Thanks for adding an intermediate example above; it'll be helpful to someone. Those comfortable with list comprehensions could likely read and understand the three lines of code more quickly than the multiple for loops, but they're both good ways of getting it done. When adding more logic, adjust the code as required to make it easy to follow--including moving to a for loop if needed. I probably would not include the checks you note inside the list comprehension in the example given above, but I'd still almost certainly use list comprehensions in the solution including those checks.

In the above case--without adding any more logic to that originally supplied--the basic steps from a high level perspective (not getting into what instructions are necessary/available to accomplish them) are:

  1. List tags.
  2. Get hex characters from tags.
  3. Return string from hex characters.

Those could be comment lines for inline documentation.

We could write the entire function on one line under the def line, but we all likely agree that would be silly. The general rules I follow are:

  1. Break the code down into the logical steps of the task (from a high-level human perspective, not necessarily each code step), using variables for these steps (makes code more self-documenting). For more complex operations I'll often write the comment lines (high-level steps) first, then fill in the code under them.
  2. Keep code and comment lines short enough to read without horizontal scrolling as @pturmel notes.

I find these rules make code easy to comprehend quickly.
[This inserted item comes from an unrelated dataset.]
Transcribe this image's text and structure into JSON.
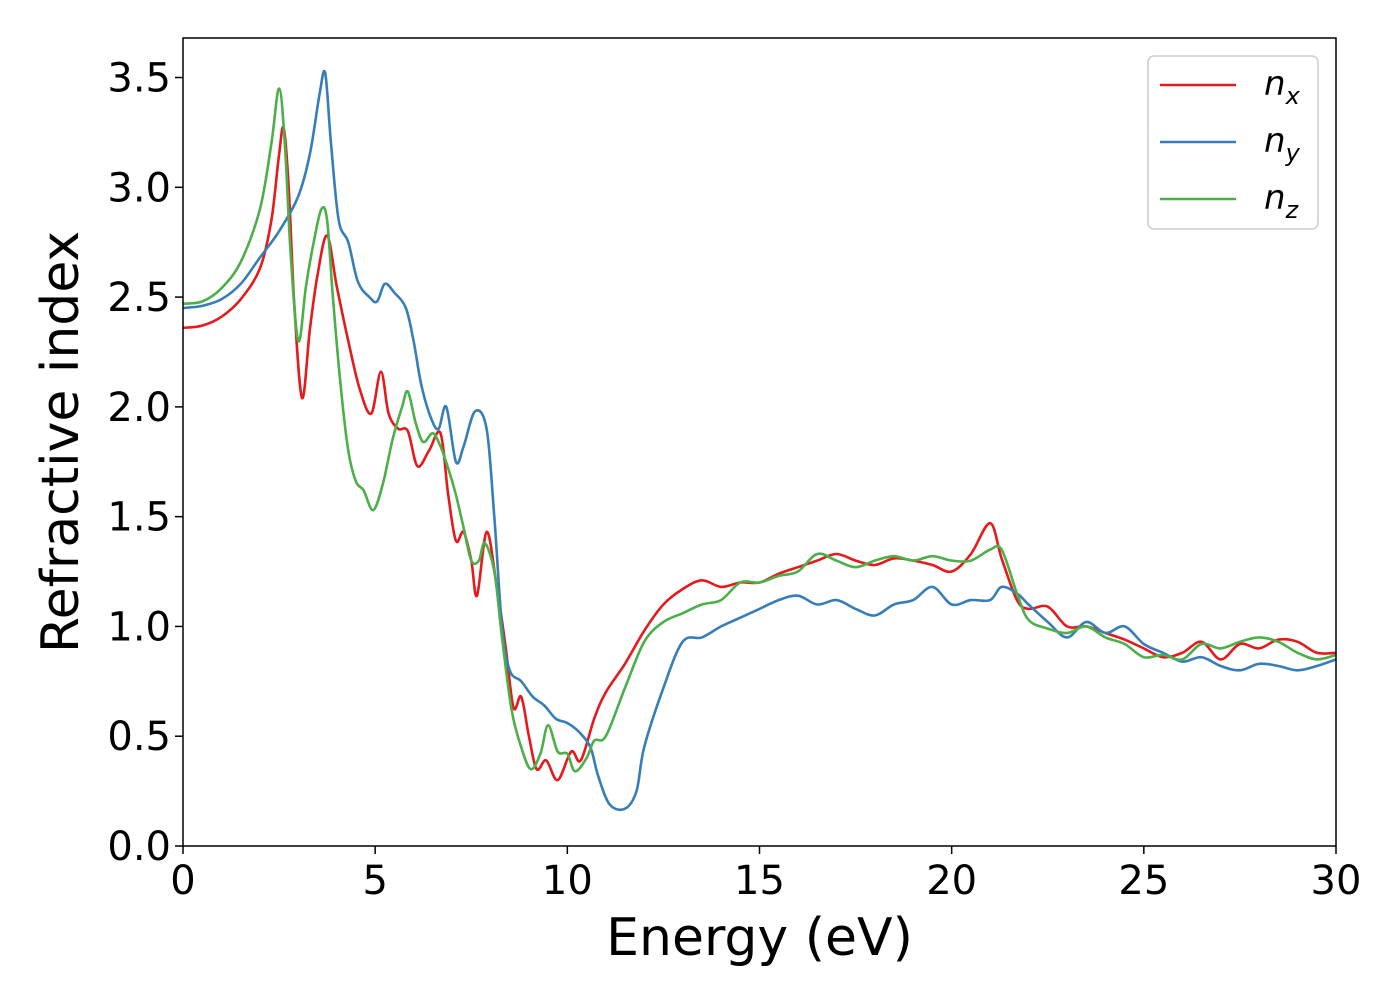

I also find it helpful to view as much of the code as possible at once, which is why I've gradually developed a preference for structured text over ladder logic for most PLC code (now I'm asking for punishment!). Large monitors are great, as are efficient constructs like list comprehensions.

I don't know that I'd qualify as new to Python, but I only began learning it (from scratch) when I started working with Ignition (version 7.something), so I've been grateful for all examples (simple and advanced) shared by others here and elsewhere.

TLDR: I suggest using a single tag read to get all the data at once and eliminating repetitive code. Your example does a great job of these too. Use what works best for your team, and consider encouraging anyone writing Python code to get comfortable with list comprehensions.